Art needs higher profile in city, say residents

Nanaimo should to make arts more visible within the community, according to some residents of the city.

The City of Nanaimo’s newly formed Culture and Heritage Department held its first open house of the year on Jan. 29 at the Nanaimo Art Gallery. The department displayed its most recent cultural plan and invited members to get to know staff and voice their opinions. Nanaimo resident Melanie Godel said she wants the City of Nanaimo to make art more noticeable within the community.

“Make the arts more visible in Nanaimo. Public arts and public events to showcase that art ... seeing people come together to celebrate it,” Godel said.

Willow Friday, owner of Iron Oxide Art Supplies, echoed similar thoughts.

“I would like to see more visual art happening in the moment outside, in the streets,” Friday said.

The department was created last November as part of a restructuring effort by city council. Culture and Heritage coordinator Chris Barfoot said the four-person department is putting the finishing touches on a new culture plan for the City of Nanaimo, which they hope to present to council on March 1.

“First of all, we want it to go to council and be recognized and adopted by council,” he said. “Our department is new and it is something that has never been done before.”

The culture plan was created in four phases and began in early 2012. With the help of public consultation, the plan lays out short- and long-term goals of the department.

“The culture plan really speaks to all the wonderful things that are happening in Nanaimo and what we can do as a department to either help those groups collaborate and really work with the resources that they have and share those resources,” Barfoot said.

Some of the purposes of the cultural plan include determining a clear vision for culture within the city as well as supporting and encouraging community wellness, cultural awareness and active living. The plan also calls for more public art, small-scale performance venues, public spaces in the north end and an expansion of the Port Theatre.

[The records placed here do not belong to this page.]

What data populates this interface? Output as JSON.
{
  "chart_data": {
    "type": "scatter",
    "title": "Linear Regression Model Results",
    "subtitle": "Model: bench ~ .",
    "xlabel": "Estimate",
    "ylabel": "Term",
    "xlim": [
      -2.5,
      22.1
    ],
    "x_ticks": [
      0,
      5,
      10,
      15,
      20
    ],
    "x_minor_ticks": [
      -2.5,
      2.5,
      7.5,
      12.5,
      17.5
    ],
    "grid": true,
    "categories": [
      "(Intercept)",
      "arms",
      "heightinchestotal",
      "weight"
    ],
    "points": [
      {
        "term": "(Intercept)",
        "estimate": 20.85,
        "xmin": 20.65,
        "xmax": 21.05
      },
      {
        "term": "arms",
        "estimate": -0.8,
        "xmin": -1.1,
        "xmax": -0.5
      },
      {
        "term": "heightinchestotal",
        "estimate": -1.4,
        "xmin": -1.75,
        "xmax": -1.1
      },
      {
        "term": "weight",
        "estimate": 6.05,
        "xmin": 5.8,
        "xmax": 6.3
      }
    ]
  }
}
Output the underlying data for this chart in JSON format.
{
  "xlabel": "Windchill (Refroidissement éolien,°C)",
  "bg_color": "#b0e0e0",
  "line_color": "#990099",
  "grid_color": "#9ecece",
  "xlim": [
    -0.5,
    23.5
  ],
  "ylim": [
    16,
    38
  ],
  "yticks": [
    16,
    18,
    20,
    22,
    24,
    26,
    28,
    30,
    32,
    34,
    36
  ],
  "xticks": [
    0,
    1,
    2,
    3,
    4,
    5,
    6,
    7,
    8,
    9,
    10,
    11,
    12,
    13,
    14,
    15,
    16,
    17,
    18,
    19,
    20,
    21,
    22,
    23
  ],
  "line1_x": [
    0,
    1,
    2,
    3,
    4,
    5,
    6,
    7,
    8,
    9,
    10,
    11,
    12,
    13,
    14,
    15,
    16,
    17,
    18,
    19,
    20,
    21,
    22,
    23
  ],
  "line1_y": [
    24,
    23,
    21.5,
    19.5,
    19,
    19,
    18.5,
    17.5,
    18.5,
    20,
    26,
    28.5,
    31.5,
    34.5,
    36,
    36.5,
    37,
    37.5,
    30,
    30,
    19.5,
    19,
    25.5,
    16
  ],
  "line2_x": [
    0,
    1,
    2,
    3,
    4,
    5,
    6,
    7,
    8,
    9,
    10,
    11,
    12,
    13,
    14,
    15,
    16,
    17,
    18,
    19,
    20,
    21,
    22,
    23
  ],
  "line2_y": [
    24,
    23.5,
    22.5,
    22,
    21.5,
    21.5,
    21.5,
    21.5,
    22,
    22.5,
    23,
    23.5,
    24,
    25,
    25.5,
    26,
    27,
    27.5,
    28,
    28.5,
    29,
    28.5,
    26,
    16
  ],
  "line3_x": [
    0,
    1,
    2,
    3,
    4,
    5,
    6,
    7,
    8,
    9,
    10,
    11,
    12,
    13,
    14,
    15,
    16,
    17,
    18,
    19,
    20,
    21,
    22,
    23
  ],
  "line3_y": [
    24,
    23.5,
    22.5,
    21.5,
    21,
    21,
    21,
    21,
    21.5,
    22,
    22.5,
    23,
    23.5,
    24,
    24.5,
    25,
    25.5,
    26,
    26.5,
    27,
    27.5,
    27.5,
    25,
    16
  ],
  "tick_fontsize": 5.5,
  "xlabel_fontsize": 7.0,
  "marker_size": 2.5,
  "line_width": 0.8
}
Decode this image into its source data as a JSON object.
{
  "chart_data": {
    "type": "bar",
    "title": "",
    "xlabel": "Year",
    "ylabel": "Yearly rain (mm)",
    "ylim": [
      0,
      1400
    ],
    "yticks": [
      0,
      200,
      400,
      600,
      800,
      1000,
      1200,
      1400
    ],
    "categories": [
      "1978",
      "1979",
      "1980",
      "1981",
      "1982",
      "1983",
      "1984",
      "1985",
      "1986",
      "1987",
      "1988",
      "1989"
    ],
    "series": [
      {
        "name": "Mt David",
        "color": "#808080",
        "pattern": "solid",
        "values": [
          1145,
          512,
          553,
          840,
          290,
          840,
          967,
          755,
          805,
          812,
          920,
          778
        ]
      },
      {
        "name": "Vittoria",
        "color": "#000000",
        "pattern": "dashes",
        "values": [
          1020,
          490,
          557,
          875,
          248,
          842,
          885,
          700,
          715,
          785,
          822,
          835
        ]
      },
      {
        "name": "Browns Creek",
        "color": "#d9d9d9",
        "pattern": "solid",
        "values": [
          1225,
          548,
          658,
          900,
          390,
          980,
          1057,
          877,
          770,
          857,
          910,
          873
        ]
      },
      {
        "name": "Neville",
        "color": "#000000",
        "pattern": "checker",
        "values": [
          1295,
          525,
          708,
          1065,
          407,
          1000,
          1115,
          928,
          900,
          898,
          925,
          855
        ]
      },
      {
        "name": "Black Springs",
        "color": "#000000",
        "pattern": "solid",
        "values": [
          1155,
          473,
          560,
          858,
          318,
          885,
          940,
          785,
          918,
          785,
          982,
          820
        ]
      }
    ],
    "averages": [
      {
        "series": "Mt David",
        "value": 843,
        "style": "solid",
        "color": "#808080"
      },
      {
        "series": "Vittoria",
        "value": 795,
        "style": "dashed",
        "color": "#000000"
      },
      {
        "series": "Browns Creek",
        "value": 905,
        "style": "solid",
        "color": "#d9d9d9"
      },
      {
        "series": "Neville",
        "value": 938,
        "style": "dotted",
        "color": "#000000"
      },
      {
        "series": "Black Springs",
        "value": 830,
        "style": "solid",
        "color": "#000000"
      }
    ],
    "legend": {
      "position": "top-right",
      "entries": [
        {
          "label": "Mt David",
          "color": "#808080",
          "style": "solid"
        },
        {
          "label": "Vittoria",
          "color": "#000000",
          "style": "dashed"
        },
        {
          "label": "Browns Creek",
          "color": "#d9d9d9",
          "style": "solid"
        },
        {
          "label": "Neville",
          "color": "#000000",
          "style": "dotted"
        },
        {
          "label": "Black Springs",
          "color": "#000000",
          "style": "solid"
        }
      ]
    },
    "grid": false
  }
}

“Our goal is no matter what we do in the city, whether it be planning, whether it be development, that it is looked at through that culture and heritage lens,” Barfoot said.

Another area that the department focused heavily on is collaboration between artists within the region.

“I think the thing that we’ve struggled with and that this plan really speaks to is the connectivity and that collaboration ... connecting Gabriola to Nanaimo, making them feel a part of the community and making the people that live here feel a part of the community and feel proud to be here.

“The big one for us is the collaboration to enhance the quality of life,” he said. “Looking at everything through a cultural lens.”

Despite her concerns about the lack of visual art in Nanaimo, Godel agrees with the culture and heritage plan, which encourages all members of the artistic community to collaborate together with the city.

“I definitely agree with what they’re doing because a huge part of the arts is bringing artistic people together and really showcasing what they have to offer,” Godel said. “Once that is actually visible for the community, people will think, ‘OK, this is an artistic community’ instead of just the artistic people knowing that it is an artistic community.”